# Anyone burn Ironwood?



## USMCWoodMan (Oct 16, 2008)

My God this is awesome wood!  Hard as nails, better bring your sharpening tools if your cutting it and have fun trying to split it by hand!  The tree grows in a spiral and very tight grain but get it seasoned and it burns like coal!


----------



## RAY_PA (Oct 16, 2008)

yessir! I burn some of it, but honestly, I dont cut it unless I have to, (its in the way or gets hit by a falling tree) just becsuae of how hard it cuts/splits. Too much other good wood that doesnt kick your arse, for me to mess with it.


----------



## savageactor7 (Oct 16, 2008)

Huh? I wonder if that's the same ironwood we have around here. 

It's more brushier that tree like, sometimes multiple stalks, doesn't get over 20-25 feet, hard to cut and weighs a ton when cut? Oh and sometimes it has white berries too. I've never burned it inside cause the largest trunk I ever had was maybe 5-6" or so. Does that sound like your ironwood...if it's as good as you say I'll give it a shot.


----------



## MarcM (Oct 16, 2008)

I've never seen it grow very big around here, but yes I've burned it before.  We've always called it ironwood, but I'm curious, I believe it's also called blue hornbeam?

At any rated, I've never cut it big enough to split, but even the small pieces burn forever and man... hard as a rock.


----------



## smokinj (Oct 16, 2008)

USMCWoodMan said:
			
		

> My God this is awesome wood!  Hard as nails, better bring your sharpening tools if your cutting it and have fun trying to split it by hand!  The tree grows in a spiral and very tight grain but get it seasoned and it burns like coal!

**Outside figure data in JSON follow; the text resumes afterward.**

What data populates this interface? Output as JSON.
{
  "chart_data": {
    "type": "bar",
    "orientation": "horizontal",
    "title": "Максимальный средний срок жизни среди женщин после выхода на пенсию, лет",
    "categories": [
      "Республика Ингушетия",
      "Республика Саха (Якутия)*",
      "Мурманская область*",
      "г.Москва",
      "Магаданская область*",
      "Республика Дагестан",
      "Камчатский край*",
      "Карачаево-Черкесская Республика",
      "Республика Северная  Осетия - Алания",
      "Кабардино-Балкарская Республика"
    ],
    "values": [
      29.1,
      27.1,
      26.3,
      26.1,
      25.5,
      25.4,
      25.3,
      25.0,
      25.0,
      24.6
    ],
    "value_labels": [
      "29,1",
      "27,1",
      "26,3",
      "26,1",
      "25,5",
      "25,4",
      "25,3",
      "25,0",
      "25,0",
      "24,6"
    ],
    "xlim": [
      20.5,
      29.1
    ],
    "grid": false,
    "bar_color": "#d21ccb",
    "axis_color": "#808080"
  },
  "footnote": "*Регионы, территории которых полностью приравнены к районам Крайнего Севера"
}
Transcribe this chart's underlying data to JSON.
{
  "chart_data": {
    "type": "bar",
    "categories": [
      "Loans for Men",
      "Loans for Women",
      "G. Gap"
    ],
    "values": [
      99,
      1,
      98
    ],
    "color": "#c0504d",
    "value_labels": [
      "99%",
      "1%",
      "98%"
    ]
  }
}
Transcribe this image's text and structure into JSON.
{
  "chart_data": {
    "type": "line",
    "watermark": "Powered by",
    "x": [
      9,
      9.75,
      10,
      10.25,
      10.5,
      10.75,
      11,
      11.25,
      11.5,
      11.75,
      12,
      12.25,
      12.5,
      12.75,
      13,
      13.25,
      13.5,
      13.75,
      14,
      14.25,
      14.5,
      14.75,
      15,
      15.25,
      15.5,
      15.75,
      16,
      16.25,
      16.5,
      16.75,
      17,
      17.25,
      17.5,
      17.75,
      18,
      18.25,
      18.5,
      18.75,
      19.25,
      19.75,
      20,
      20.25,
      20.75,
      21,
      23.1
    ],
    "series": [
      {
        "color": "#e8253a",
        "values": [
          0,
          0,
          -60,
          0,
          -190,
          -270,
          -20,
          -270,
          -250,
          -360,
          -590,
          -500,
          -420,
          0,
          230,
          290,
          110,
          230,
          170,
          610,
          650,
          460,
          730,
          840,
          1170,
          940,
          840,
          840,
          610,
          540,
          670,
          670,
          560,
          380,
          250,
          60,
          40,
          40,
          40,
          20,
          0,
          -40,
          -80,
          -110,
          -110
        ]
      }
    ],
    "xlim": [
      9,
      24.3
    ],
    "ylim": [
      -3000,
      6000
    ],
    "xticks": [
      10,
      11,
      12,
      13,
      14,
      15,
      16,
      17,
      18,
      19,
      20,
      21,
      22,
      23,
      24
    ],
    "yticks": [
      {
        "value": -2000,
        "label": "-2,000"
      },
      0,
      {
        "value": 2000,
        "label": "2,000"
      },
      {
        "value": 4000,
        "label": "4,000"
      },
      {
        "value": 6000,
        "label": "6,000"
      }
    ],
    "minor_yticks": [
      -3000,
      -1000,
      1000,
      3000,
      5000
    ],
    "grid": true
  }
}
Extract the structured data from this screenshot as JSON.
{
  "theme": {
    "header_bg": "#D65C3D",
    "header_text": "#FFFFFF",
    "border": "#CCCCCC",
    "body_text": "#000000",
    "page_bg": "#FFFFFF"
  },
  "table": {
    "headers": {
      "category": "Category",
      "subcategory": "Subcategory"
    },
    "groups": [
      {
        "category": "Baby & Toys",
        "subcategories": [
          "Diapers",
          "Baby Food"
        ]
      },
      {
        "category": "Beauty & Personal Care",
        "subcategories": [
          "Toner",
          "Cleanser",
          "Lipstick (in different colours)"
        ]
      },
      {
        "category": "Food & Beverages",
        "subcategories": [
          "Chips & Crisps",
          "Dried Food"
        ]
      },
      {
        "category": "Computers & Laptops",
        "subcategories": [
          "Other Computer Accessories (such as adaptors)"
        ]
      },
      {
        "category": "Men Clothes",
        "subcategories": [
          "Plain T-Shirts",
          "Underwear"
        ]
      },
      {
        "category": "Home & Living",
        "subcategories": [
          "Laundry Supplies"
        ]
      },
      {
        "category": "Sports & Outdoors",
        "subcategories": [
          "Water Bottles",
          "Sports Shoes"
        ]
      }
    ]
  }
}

very hot burning, carbide chain the way to cut it!


----------



## burntime (Oct 16, 2008)

Northern Wisconsin people burn ironwood.  It is some dense stuff!  Makes great firewood.  Kind of like shagbark hickory by me.  You would swear it was concrete


----------



## USMCWoodMan (Oct 16, 2008)

I should say this too, throughout the world there are over 100 species claiming the name "Ironwood" gennerally because of the hardness, weight, and density.  Once I identify the particular species I have here in Northwestern Lower Michigan I'll update.  Another minor interesting bit of trivia:  South Americans call these trees "Quebracho" or Axebreaker!


----------



## Dill (Oct 16, 2008)

I've never cut an iornwood tree that was big enough to bother splitting most I've run into are in the <4in range. 
It seems to burn decent. If in fact it burns like hickory than it would be great.


----------



## USMCWoodMan (Oct 16, 2008)

What I've managed to come up with is this: I have the Eastern Hophornbeam (Ostrya virginiana) not American Hornbeam (Carpinus caroliniana)also called "Musclewood" around here; it's from the Birch family, very shredded bark, grows in a tight spiral or twist creating it's density and strength. Again, it burns phenominally if you care to take the time to cut and split (if required, rarely do I find one that big). Dad used to tell me the story of how when he was young and dumb he tried to cut one up with an axe for Grandma's fireplace not knowing what he was in for, the stubborn SOB actually finished the job though....perhaps that's where my bull-headedness comes from, he always said it came from Mom....


----------



## beagler (Oct 17, 2008)

Got any pics of this stuff?


----------



## USMCWoodMan (Oct 17, 2008)

I'll try to get some this weekend.  Also, here is a link to a BTU by species table.
http://www.chimneysweeponline.com/howood.htm


----------



## flyingcow (Oct 17, 2008)

The ironwood(hornbeam) we have up here makes excellent stakes for sides of trailers, or any kind of poles to stack stuff against. I've used it as trail marker stakes on snowmobile trails. Used only a few in this application, just in the problem areas of sleds breaking off weaker stakes.


----------